The idea of a ‘simple’ cookbook is a perennial one; it’s come around again recently, it seems to me. I was a little surprised that Ghayour got into it – not that her other recipes have ever been that hard, but that it seemed an odd genre for her to get into. But actually, this does fit: she’s into encouraging everyone that they can cook, that doing so doesn’t need brand new, hard to get, and fresh-or-lose-it ingredients every time. She’s a big fan (from her Insta account) of using pantry essentials really well. Of course, her pantry isn’t necessarily mine; but once you’ve bought sumac or tahini (which, let’s be honest, actually are always in my pantry), you’ve got them and you can keep using them.
Anyway! The recipes are once again easy to follow, and every recipe I’ve tried has been a hit. Baked sweet potato chips with za’atar were great; beans with tahini and preserved lemon is inspired and I want to do beans like this forever. Carrot with pistachio, dill, and lime; baked butternut that’s then mashed with yoghurt and chilli and dill… and absolutely fantastic felafel.
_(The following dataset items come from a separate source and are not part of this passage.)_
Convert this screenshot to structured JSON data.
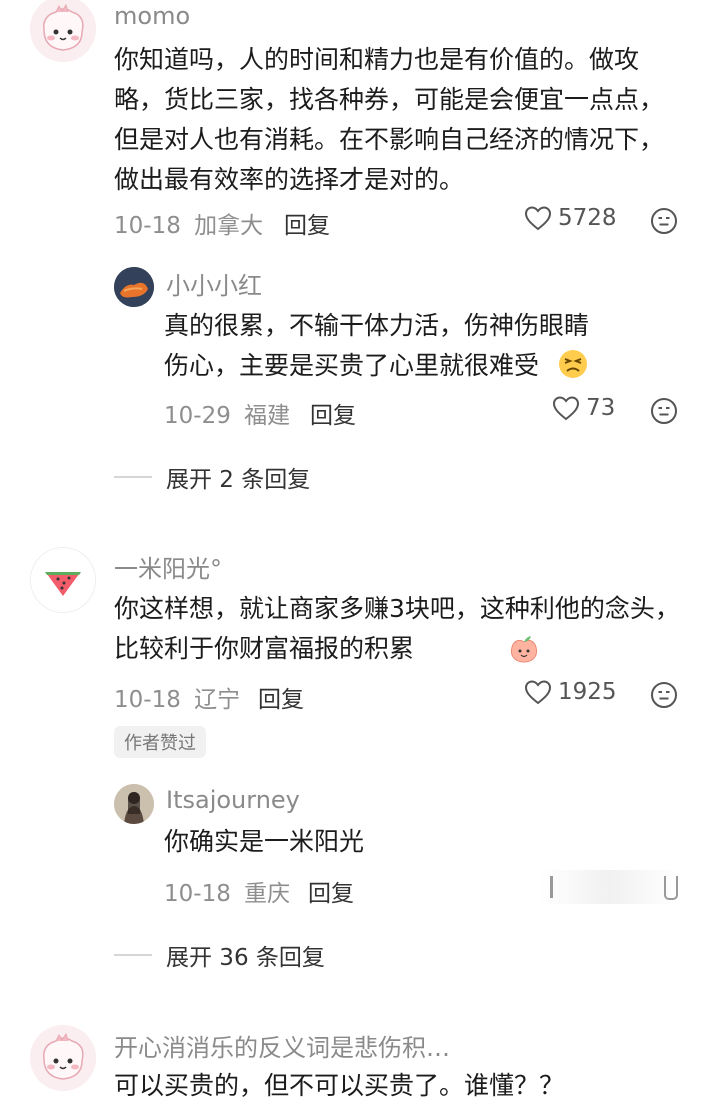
{
  "comments": [
    {
      "username": "momo",
      "text": "你知道吗，人的时间和精力也是有价值的。做攻略，货比三家，找各种券，可能是会便宜一点点，但是对人也有消耗。在不影响自己经济的情况下，做出最有效率的选择才是对的。",
      "date": "10-18",
      "location": "加拿大",
      "reply_label": "回复",
      "likes": "5728",
      "reply": {
        "username": "小小小红",
        "text": "真的很累，不输干体力活，伤神伤眼睛伤心，主要是买贵了心里就很难受",
        "date": "10-29",
        "location": "福建",
        "reply_label": "回复",
        "likes": "73"
      },
      "expand_label": "展开 2 条回复"
    },
    {
      "username": "一米阳光°",
      "text": "你这样想，就让商家多赚3块吧，这种利他的念头，比较利于你财富福报的积累",
      "date": "10-18",
      "location": "辽宁",
      "reply_label": "回复",
      "likes": "1925",
      "badge": "作者赞过",
      "reply": {
        "username": "Itsajourney",
        "text": "你确实是一米阳光",
        "date": "10-18",
        "location": "重庆",
        "reply_label": "回复"
      },
      "expand_label": "展开 36 条回复"
    },
    {
      "username": "开心消消乐的反义词是悲伤积…",
      "text": "可以买贵的，但不可以买贵了。谁懂？？"
    }
  ]
}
And that’s just the vegetables! Variations on chicken kebabs, and kofte, and the solution when my veg box has a full celery: lamb, celery and parsley stew (yes, when I ask for 100g of parsley, I meant it. It didn’t even make a dent in the parsley thicket). I haven’t had a chance to cook any dessert yet, but: white chocolate, pistachio, and raspberry tiramisu. Nuff said.
The book is divided into Effortless Eating; Traditions with a Twist; The Melting Pot; Something Special (sticky peach and halloumi skewers!!) and Cakes, Bakes, and Sweet Treats. I am keeping this book out on the counter to keep cooking from over the next … I dunno, six months?
Highly recommended. An excellent introduction to Ghayour’s style of cooking and recipe writing.